Friedrich sagte, Personen und Gruppierungen sowie Regionen könnten in der Datei verknüpft werden: „Wir haben eine sogenannte Analysefähigkeit.“ Auch die Datensicherheit sei gewährleistet: die Daten wurden verschlüsselt, Nutzer und Arbeitsplätze überprüft.

Verfassungsschutzpräsident Hans-Georg Maaßen sagte, die Datei biete allen „großen praktischen Nutzen“. Eine Person könne schnell identifiziert werden. Auch gebe es rasch Erkenntnisse darüber, bei welcher Behörde Informationen vorliegen. Die Datei sei ein „weiterer Meilenstein bei der Bekämpfung des Rechtsextremismus“.

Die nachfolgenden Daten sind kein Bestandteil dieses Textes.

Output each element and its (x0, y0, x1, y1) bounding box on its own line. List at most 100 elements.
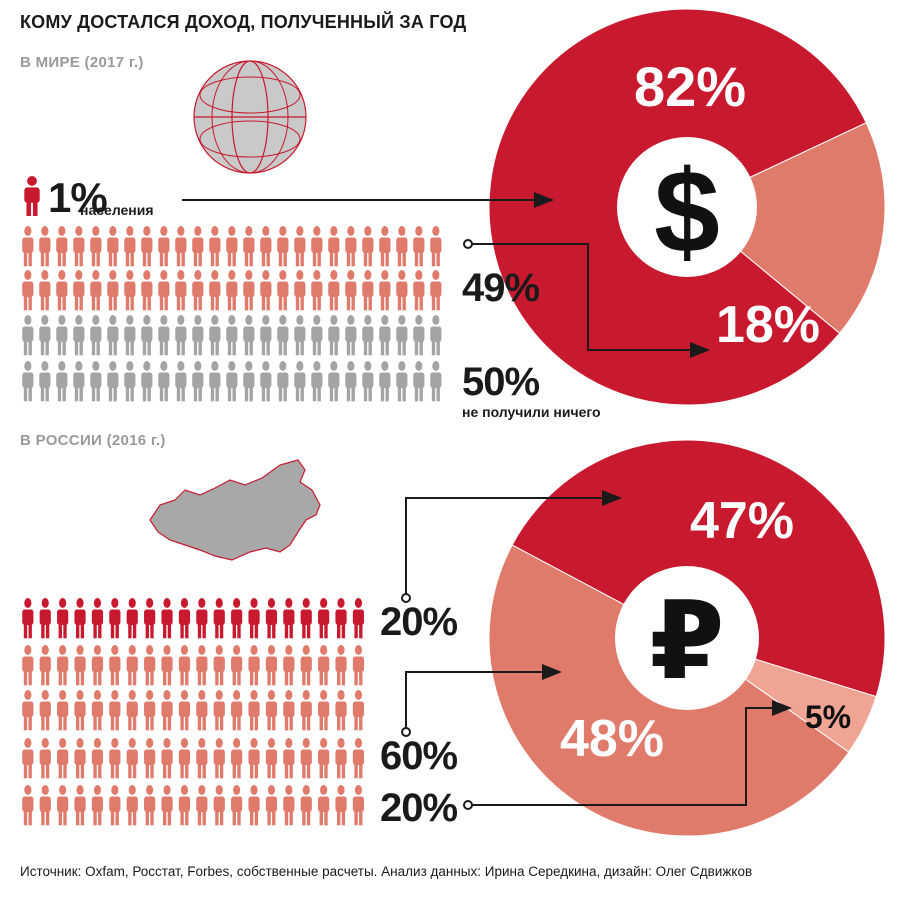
person-icon (56, 315, 68, 356)
person-icon (248, 785, 260, 826)
person-icon (178, 598, 191, 639)
arrow-russia-bottom (468, 700, 792, 806)
world-bottom-pct: 50% (462, 360, 540, 404)
person-icon (22, 785, 34, 826)
person-icon (413, 270, 425, 311)
person-icon (144, 645, 156, 686)
person-icon (74, 690, 86, 731)
person-icon (318, 598, 330, 639)
person-icon (22, 270, 34, 311)
chart-title: КОМУ ДОСТАЛСЯ ДОХОД, ПОЛУЧЕННЫЙ ЗА ГОД (20, 12, 467, 32)
person-icon (379, 361, 391, 402)
russia-pie-center (615, 566, 759, 710)
person-icon (141, 270, 153, 311)
person-icon (22, 315, 34, 356)
russia-slice-label: 47% (690, 492, 794, 550)
person-icon (335, 645, 347, 686)
person-icon (178, 785, 191, 826)
person-icon (300, 645, 312, 686)
person-icon (144, 785, 156, 826)
russia-top-pct: 20% (380, 600, 458, 644)
person-icon (352, 785, 365, 826)
person-icon (74, 645, 86, 686)
person-icon (22, 598, 34, 639)
person-icon (22, 226, 34, 267)
russia-heading: В РОССИИ (2016 г.) (20, 432, 166, 449)
person-icon (294, 226, 306, 267)
ruble-icon: ₽ (649, 579, 724, 704)
person-icon (265, 738, 278, 779)
person-icon (318, 690, 330, 731)
person-icon (379, 270, 391, 311)
arrow-dot (463, 800, 473, 810)
arrow-world-mid (468, 243, 710, 358)
world-heading: В МИРЕ (2017 г.) (20, 54, 144, 71)
person-icon (175, 270, 187, 311)
person-icon (161, 645, 173, 686)
person-icon (107, 361, 119, 402)
person-icon (20, 176, 44, 216)
person-icon (231, 785, 243, 826)
person-icon (231, 690, 243, 731)
person-icon (335, 690, 347, 731)
person-icon (57, 598, 69, 639)
person-icon (192, 361, 204, 402)
person-icon (352, 598, 365, 639)
person-icon (107, 270, 119, 311)
russia-bottom-pct: 20% (380, 786, 458, 830)
person-icon (260, 361, 272, 402)
person-icon (231, 645, 243, 686)
arrow-dot (463, 239, 473, 249)
person-icon (226, 315, 238, 356)
person-icon (161, 785, 173, 826)
person-icon (178, 690, 191, 731)
person-icon (161, 598, 173, 639)
person-icon (91, 785, 104, 826)
person-icon (109, 738, 121, 779)
world-mid-pct: 49% (462, 266, 540, 310)
person-icon (74, 738, 86, 779)
person-icon (57, 785, 69, 826)
russia-mid-pct: 60% (380, 734, 458, 778)
person-icon (345, 226, 357, 267)
person-icon (90, 270, 102, 311)
person-icon (430, 361, 442, 402)
person-icon (126, 738, 138, 779)
person-icon (243, 361, 255, 402)
person-icon (318, 785, 330, 826)
person-icon (265, 645, 278, 686)
person-icon (158, 270, 170, 311)
world-pie-center (617, 137, 757, 277)
person-icon (318, 738, 330, 779)
person-icon (22, 738, 34, 779)
person-icon (144, 738, 156, 779)
person-icon (57, 690, 69, 731)
person-icon (175, 315, 187, 356)
person-icon (265, 690, 278, 731)
person-icon (379, 315, 391, 356)
person-icon (209, 226, 221, 267)
person-icon (158, 361, 170, 402)
person-icon (22, 361, 34, 402)
world-slice-label: 18% (716, 296, 820, 354)
person-icon (352, 738, 365, 779)
person-icon (283, 645, 295, 686)
world-bottom-caption: не получили ничего (462, 404, 601, 420)
person-icon (213, 645, 225, 686)
person-icon (248, 690, 260, 731)
dollar-icon: $ (654, 146, 720, 278)
person-icon (283, 598, 295, 639)
person-icon (196, 785, 208, 826)
person-icon (158, 226, 170, 267)
person-icon (328, 226, 340, 267)
connector-arrows (182, 192, 792, 806)
person-icon (109, 785, 121, 826)
person-icon (56, 270, 68, 311)
person-icon (209, 270, 221, 311)
person-icon (39, 645, 51, 686)
person-icon (226, 226, 238, 267)
person-icon (57, 645, 69, 686)
person-icon (248, 598, 260, 639)
person-icon (283, 785, 295, 826)
person-icon (311, 361, 323, 402)
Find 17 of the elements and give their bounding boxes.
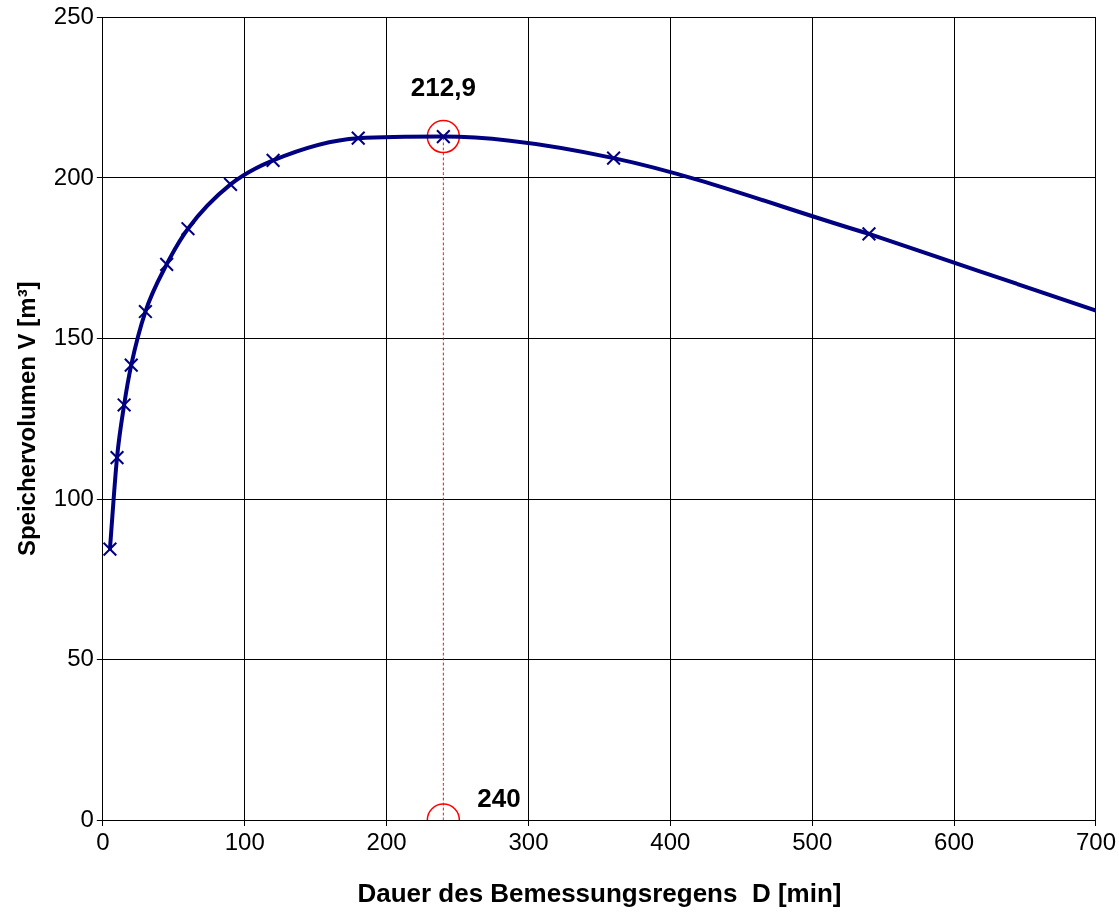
y-tick-label: 250 [53,2,94,30]
x-tick-label: 400 [650,828,691,856]
x-tick-label: 100 [224,828,265,856]
x-tick-label: 700 [1075,828,1116,856]
x-tick-label: 500 [792,828,833,856]
y-tick-label: 150 [53,323,94,351]
x-tick-label: 300 [508,828,549,856]
y-tick-label: 50 [67,644,94,672]
y-tick-label: 100 [53,483,94,511]
annotation: 212,9 [410,71,476,102]
y-tick-label: 0 [80,804,94,832]
y-axis-title: Speichervolumen V [m³] [13,281,41,557]
x-axis-title: Dauer des Bemessungsregens D [min] [357,877,842,908]
x-tick-label: 200 [366,828,407,856]
x-tick-label: 600 [934,828,975,856]
y-tick-label: 200 [53,162,94,190]
annotation: 240 [477,783,521,814]
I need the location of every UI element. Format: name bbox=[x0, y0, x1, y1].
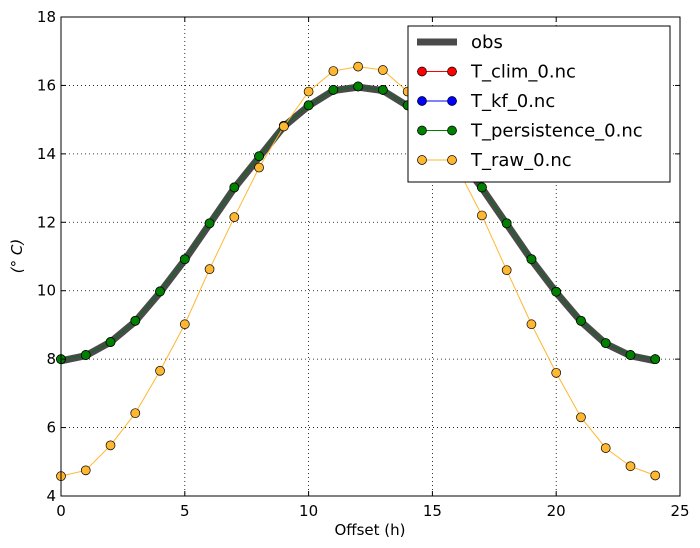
data-point bbox=[278, 121, 289, 132]
data-point bbox=[650, 470, 661, 481]
data-point bbox=[353, 81, 363, 92]
data-point bbox=[80, 465, 91, 476]
data-point bbox=[105, 440, 116, 451]
legend-entry: T_kf_0.nc bbox=[417, 91, 555, 112]
data-point bbox=[155, 286, 165, 297]
legend-entry: T_persistence_0.nc bbox=[417, 121, 643, 142]
data-point bbox=[179, 254, 190, 265]
data-point bbox=[477, 182, 487, 193]
y-tick-label: 18 bbox=[37, 8, 56, 26]
data-point bbox=[229, 212, 240, 223]
y-tick-label: 14 bbox=[37, 145, 56, 163]
data-point bbox=[378, 85, 388, 95]
data-point bbox=[303, 86, 314, 97]
data-point bbox=[600, 443, 611, 453]
data-point bbox=[328, 85, 339, 95]
data-point bbox=[105, 337, 116, 347]
x-tick-label: 25 bbox=[670, 502, 689, 520]
data-point bbox=[303, 100, 314, 111]
x-tick-label: 10 bbox=[299, 502, 318, 520]
y-tick-label: 8 bbox=[46, 350, 56, 368]
data-point bbox=[551, 286, 562, 297]
y-axis-label: (° C) bbox=[8, 239, 26, 273]
x-tick-label: 20 bbox=[547, 502, 566, 520]
data-point bbox=[130, 315, 141, 326]
legend-marker bbox=[417, 125, 427, 136]
y-tick-label: 16 bbox=[37, 76, 56, 94]
y-tick-label: 6 bbox=[46, 419, 56, 437]
legend-marker bbox=[447, 96, 457, 106]
legend: obs T_clim_0.nc T_kf_0.nc T_persistence_0.n… bbox=[407, 25, 671, 183]
legend-marker bbox=[417, 155, 427, 165]
legend-label: T_kf_0.nc bbox=[470, 91, 555, 112]
data-point bbox=[526, 254, 537, 265]
legend-marker bbox=[447, 125, 457, 136]
y-tick-label: 4 bbox=[46, 487, 56, 505]
legend-marker bbox=[417, 96, 427, 106]
legend-entry: obs bbox=[417, 32, 503, 53]
data-point bbox=[625, 350, 636, 360]
legend-marker bbox=[447, 66, 457, 77]
data-point bbox=[576, 315, 586, 326]
legend-label: T_clim_0.nc bbox=[470, 62, 576, 83]
x-tick-label: 5 bbox=[180, 502, 190, 520]
legend-label: T_persistence_0.nc bbox=[470, 121, 643, 142]
data-point bbox=[378, 65, 388, 75]
data-point bbox=[229, 182, 240, 193]
data-point bbox=[501, 218, 512, 229]
data-point bbox=[254, 151, 264, 162]
data-point bbox=[80, 350, 91, 360]
y-tick-label: 10 bbox=[37, 282, 56, 300]
x-tick-label: 0 bbox=[56, 502, 66, 520]
data-point bbox=[254, 162, 264, 173]
data-point bbox=[576, 412, 586, 423]
legend-marker bbox=[417, 66, 427, 77]
data-point bbox=[501, 265, 512, 276]
data-point bbox=[551, 367, 562, 378]
data-point bbox=[526, 319, 537, 330]
x-axis-label: Offset (h) bbox=[334, 521, 405, 539]
legend-label: T_raw_0.nc bbox=[470, 150, 572, 171]
data-point bbox=[328, 66, 339, 76]
legend-entry: T_raw_0.nc bbox=[417, 150, 572, 171]
data-point bbox=[130, 408, 141, 419]
legend-marker bbox=[447, 155, 457, 165]
data-point bbox=[204, 218, 215, 229]
plot-frame bbox=[60, 16, 681, 497]
axis-ticks: 0 5 10 15 20 25 4 6 8 10 12 14 16 18 bbox=[37, 8, 690, 520]
x-tick-label: 15 bbox=[423, 502, 442, 520]
data-point bbox=[650, 354, 661, 364]
y-tick-label: 12 bbox=[37, 213, 56, 231]
data-point bbox=[155, 365, 165, 376]
data-point bbox=[600, 338, 611, 348]
data-point bbox=[477, 210, 487, 221]
series-t-persistence-0-nc bbox=[56, 81, 661, 364]
legend-entry: T_clim_0.nc bbox=[417, 62, 576, 83]
data-point bbox=[625, 461, 636, 472]
data-point bbox=[204, 264, 215, 275]
data-point bbox=[179, 319, 190, 330]
legend-label: obs bbox=[471, 32, 503, 53]
data-point bbox=[353, 61, 363, 72]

Informationsbasis gegen Rechtsterorrorismus

Der Präsident des Bundeskriminalamts, Jörg Ziercke, sagte, nach der Aufdeckung der rechtsterroristischen NSU sei sehr schnell klar gewesen, dass auch der Informationsaustausch auf den Prüfstand muss. Die Bekämpfung des Rechtsterrorismus brauche eine verlässliche gemeinsame Informationsbasis. „Jede Person des rechtsextremistischen Spektrums kann in dieser Datei abgefragt werden.“

Der hessische Innenminister Lorenz Caffier (CDU) sagte, es sei eine „schwere Hypothek“, dass die Sicherheitsbehörden bei der Verfolgung des Rechtsextremismus versagt hätten. Taten wie die der NSU dürften sich in Deutschland nicht wiederholen. Die Sicherheitsbehörden müssten stärker gemacht werden, sagte der Vorsitzende der Innenministerkonferenz der Länder.

Die Terrorgruppe Nationalsozialistischer Untergrund (NSU) agierte mehr als ein Jahrzehnt unbehelligt von den Sicherheitsbehörden im Geheimen und ermordete zehn Menschen im ganzen Bundesgebiet.

 

Fast 13 Jahre lang konnte die Gruppe „Nationalsozialistischer Untergrund“ unbemerkt mordend und raubend quer durch Deutschland ziehen.